By Max Edwards –
In a word? Batshit mental. Ok, that’s two words, but you get the gist. Dreamthinkspeak’s newest project In the Beginning was the End, a site specific work of interactive theatre just next door to the Strand Campus at Somerset, is exactly that. Mental.
However, that’s not a bad thing. It also might just be the coolest thing I’ve seen this year. Situated in tunnels shared by King’s and Somerset House, it is at once disorientating and strangely familiar, an intensely individual experience and something of a communal one. In the Beginning… is a ‘promenade’ piece: the viewer is free to wander corridors and abandoned science labs, both interacting with elements and watching actors, who equally freely interact with the audience.

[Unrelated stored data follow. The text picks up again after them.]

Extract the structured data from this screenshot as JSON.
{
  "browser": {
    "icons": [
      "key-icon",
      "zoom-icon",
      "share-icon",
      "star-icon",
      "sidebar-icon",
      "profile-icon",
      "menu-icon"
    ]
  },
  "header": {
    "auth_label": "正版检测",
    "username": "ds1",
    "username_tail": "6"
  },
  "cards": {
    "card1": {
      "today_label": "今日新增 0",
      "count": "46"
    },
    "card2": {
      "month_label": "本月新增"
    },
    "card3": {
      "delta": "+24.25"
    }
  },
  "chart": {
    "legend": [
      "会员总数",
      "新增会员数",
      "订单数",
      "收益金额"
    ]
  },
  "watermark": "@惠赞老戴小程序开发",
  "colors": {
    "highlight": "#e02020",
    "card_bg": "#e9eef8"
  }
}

In small groups, people set off at specific times, and there are no limits.
You are as free to leaf through a book on 1980s computing as you are to watch a German scientist write quadratic equations backwards on a room covered in blackboard. The start is truly weird. However, as the viewer progresses deeper into the maze-like tunnels, a sense of purpose starts to emerge. From dimly lit, eerie research labs, you progress to the brightly lit corridors of fictional technology company Fusion, ostensibly on an open day. A series of mishaps occur, and domestic appliances go horribly, horribly wrong, often in hilarious ways.

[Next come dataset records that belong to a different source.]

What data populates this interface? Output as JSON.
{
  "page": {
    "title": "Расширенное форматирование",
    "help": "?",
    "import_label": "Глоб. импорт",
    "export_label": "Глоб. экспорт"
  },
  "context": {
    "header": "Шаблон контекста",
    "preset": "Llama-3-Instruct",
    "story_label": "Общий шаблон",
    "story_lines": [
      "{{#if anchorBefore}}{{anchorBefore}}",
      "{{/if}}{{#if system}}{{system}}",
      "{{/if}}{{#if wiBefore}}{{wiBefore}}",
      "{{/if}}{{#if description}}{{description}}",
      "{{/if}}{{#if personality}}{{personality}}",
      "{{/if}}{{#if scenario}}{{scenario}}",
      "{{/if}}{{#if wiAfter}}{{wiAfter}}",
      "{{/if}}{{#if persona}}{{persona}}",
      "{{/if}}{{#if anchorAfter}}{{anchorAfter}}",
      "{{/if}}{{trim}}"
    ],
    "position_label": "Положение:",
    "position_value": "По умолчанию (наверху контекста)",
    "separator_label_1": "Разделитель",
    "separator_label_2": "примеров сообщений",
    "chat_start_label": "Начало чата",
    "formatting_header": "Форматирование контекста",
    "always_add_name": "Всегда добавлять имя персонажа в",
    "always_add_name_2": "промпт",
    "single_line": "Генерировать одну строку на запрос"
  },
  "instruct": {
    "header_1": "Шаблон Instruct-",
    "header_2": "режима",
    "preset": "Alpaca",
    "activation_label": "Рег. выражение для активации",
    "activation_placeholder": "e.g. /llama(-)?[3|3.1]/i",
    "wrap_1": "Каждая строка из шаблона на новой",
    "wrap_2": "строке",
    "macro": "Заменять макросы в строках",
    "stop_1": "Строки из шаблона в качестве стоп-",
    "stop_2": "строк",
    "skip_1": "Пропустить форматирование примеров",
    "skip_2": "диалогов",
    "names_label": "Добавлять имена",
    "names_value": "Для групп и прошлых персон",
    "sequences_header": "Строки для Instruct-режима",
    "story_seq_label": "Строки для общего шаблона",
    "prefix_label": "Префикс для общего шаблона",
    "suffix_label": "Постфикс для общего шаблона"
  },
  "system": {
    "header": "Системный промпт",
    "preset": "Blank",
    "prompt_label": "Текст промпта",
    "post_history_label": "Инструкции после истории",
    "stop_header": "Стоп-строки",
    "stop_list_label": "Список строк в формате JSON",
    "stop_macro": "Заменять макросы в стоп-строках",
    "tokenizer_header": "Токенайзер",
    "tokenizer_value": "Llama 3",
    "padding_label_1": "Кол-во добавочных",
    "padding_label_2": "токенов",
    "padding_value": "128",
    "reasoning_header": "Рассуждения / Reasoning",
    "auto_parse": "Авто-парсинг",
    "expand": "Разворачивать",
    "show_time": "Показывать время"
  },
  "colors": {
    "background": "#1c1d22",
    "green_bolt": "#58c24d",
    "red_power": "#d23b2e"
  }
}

It has the effect, I’d argue, of performance art meeting theatre. There are dioramas and videos that are external to live-action theatre that audiences are used to, and the main acting that does occur is circular, one 15 minute performance repeated, I assume, throughout the night. In the Beginning’s unique selling point is its careful blend of dystopian future storyline and careful use of the site it is situated in, something that artistic director T can have every reason to be proud of. The tunnels create an astonishing illusion of how one imagines a slightly manic scientific organisation would run, and how they’d be located. Further, the promenade nature of the performance allows for constant clever foreshadowing, playful images repeated in various guises and the story to progress despite the lack of any real intelligible dialogue for the whole 80 minutes I was in the performance space.

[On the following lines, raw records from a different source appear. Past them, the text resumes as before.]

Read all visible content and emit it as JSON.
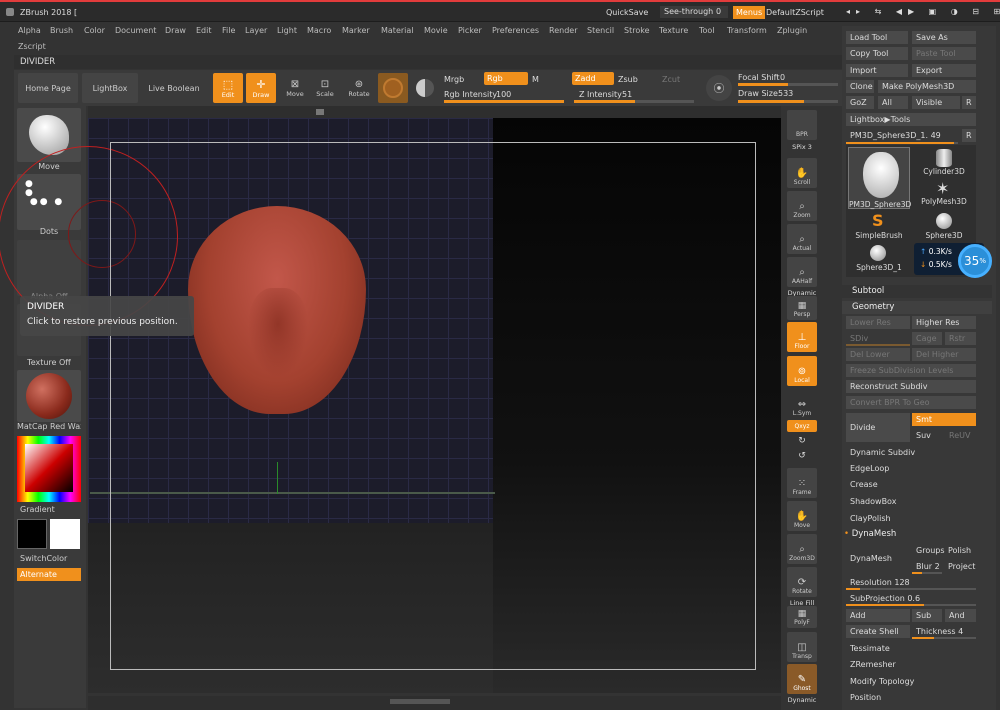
{
  "title": "ZBrush 2018 [",
  "titlebar": {
    "quicksave": "QuickSave",
    "seethrough": "See-through",
    "seethrough_value": "0",
    "menus": "Menus",
    "script": "DefaultZScript"
  },
  "menubar": {
    "items": [
      "Alpha",
      "Brush",
      "Color",
      "Document",
      "Draw",
      "Edit",
      "File",
      "Layer",
      "Light",
      "Macro",
      "Marker",
      "Material",
      "Movie",
      "Picker",
      "Preferences",
      "Render",
      "Stencil",
      "Stroke",
      "Texture",
      "Tool",
      "Transform",
      "Zplugin"
    ],
    "row2": "Zscript"
  },
  "divider_label": "DIVIDER",
  "toolbar": {
    "home": "Home Page",
    "lightbox": "LightBox",
    "liveboolean": "Live Boolean",
    "edit": "Edit",
    "draw": "Draw",
    "move": "Move",
    "scale": "Scale",
    "rotate": "Rotate",
    "mrgb": "Mrgb",
    "rgb": "Rgb",
    "m": "M",
    "zadd": "Zadd",
    "zsub": "Zsub",
    "zcut": "Zcut",
    "rgb_intensity_label": "Rgb Intensity",
    "rgb_intensity": "100",
    "z_intensity_label": "Z Intensity",
    "z_intensity": "51",
    "focal_label": "Focal Shift",
    "focal": "0",
    "drawsize_label": "Draw Size",
    "drawsize": "533"
  },
  "leftshelf": {
    "brush": "Move",
    "stroke": "Dots",
    "alpha": "Alpha Off",
    "texture": "Texture Off",
    "material": "MatCap Red Wax",
    "gradient": "Gradient",
    "switch": "SwitchColor",
    "alternate": "Alternate"
  },
  "tooltip": {
    "title": "DIVIDER",
    "text": "Click to restore previous position."
  },
  "vcol": {
    "bpr": "BPR",
    "spix_label": "SPix",
    "spix": "3",
    "scroll": "Scroll",
    "zoom": "Zoom",
    "actual": "Actual",
    "aahalf": "AAHalf",
    "dynamic": "Dynamic",
    "persp": "Persp",
    "floor": "Floor",
    "local": "Local",
    "lsym": "L.Sym",
    "qxyz": "Qxyz",
    "frame": "Frame",
    "move": "Move",
    "zoom3d": "Zoom3D",
    "rotate": "Rotate",
    "linefill": "Line Fill",
    "polyf": "PolyF",
    "transp": "Transp",
    "ghost": "Ghost",
    "dynamic2": "Dynamic"
  },
  "rpanel": {
    "load": "Load Tool",
    "saveas": "Save As",
    "copy": "Copy Tool",
    "paste": "Paste Tool",
    "import": "Import",
    "export": "Export",
    "clone": "Clone",
    "makepoly": "Make PolyMesh3D",
    "goz": "GoZ",
    "all": "All",
    "visible": "Visible",
    "r": "R",
    "lightbox_tools": "Lightbox▶Tools",
    "current_tool": "PM3D_Sphere3D_1. 49",
    "r2": "R",
    "thumbs": [
      "PM3D_Sphere3D",
      "Cylinder3D",
      "PolyMesh3D",
      "SimpleBrush",
      "Sphere3D",
      "Sphere3D_1"
    ],
    "net_up": "0.3K/s",
    "net_down": "0.5K/s",
    "net_pct": "35",
    "subtool": "Subtool",
    "geometry": "Geometry",
    "lowerres": "Lower Res",
    "higherres": "Higher Res",
    "sdiv": "SDiv",
    "cage": "Cage",
    "rstr": "Rstr",
    "dellower": "Del Lower",
    "delhigher": "Del Higher",
    "freeze": "Freeze SubDivision Levels",
    "reconstruct": "Reconstruct Subdiv",
    "convertbpr": "Convert BPR To Geo",
    "divide": "Divide",
    "smt": "Smt",
    "suv": "Suv",
    "reuv": "ReUV",
    "dynsub": "Dynamic Subdiv",
    "edgeloop": "EdgeLoop",
    "crease": "Crease",
    "shadowbox": "ShadowBox",
    "claypolish": "ClayPolish",
    "dynamesh_hdr": "DynaMesh",
    "dynamesh": "DynaMesh",
    "groups": "Groups",
    "polish": "Polish",
    "blur": "Blur",
    "blur_value": "2",
    "project": "Project",
    "res_label": "Resolution",
    "res": "128",
    "subproj_label": "SubProjection",
    "subproj": "0.6",
    "add": "Add",
    "sub": "Sub",
    "and": "And",
    "createshell": "Create Shell",
    "thick_label": "Thickness",
    "thick": "4",
    "tessimate": "Tessimate",
    "zremesher": "ZRemesher",
    "modtopo": "Modify Topology",
    "position": "Position"
  }
}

The overall effect, then, is a profound mistrust of the self. I found myself constantly questioning whether I’d gotten the gist of something, whether I’d been everywhere, seen everything. With no guidance (all the actors speak in foreign languages – from German to Spanish to French) and no set rules, I felt curiosly detached, yet at the same time bound communally with my fellow audience members. The looks of bafflement on their faces echoed mine, and at one stage I found myself discussing recursion and Da Vinci’s invention of the aqualung with a Banker from Glasgow…
That pretty much sums up the performance to me. It’s a universal. There are bits that will make you crack up and there are bits that will make. All of it, however, will make you and everyone else in your timeslot go ‘Wow’. Yes, it has its faults, and yes, at times it takes its baffling nature a couple of steps too far, but In the Beginning… is an excellent, and above all thought provoking, show.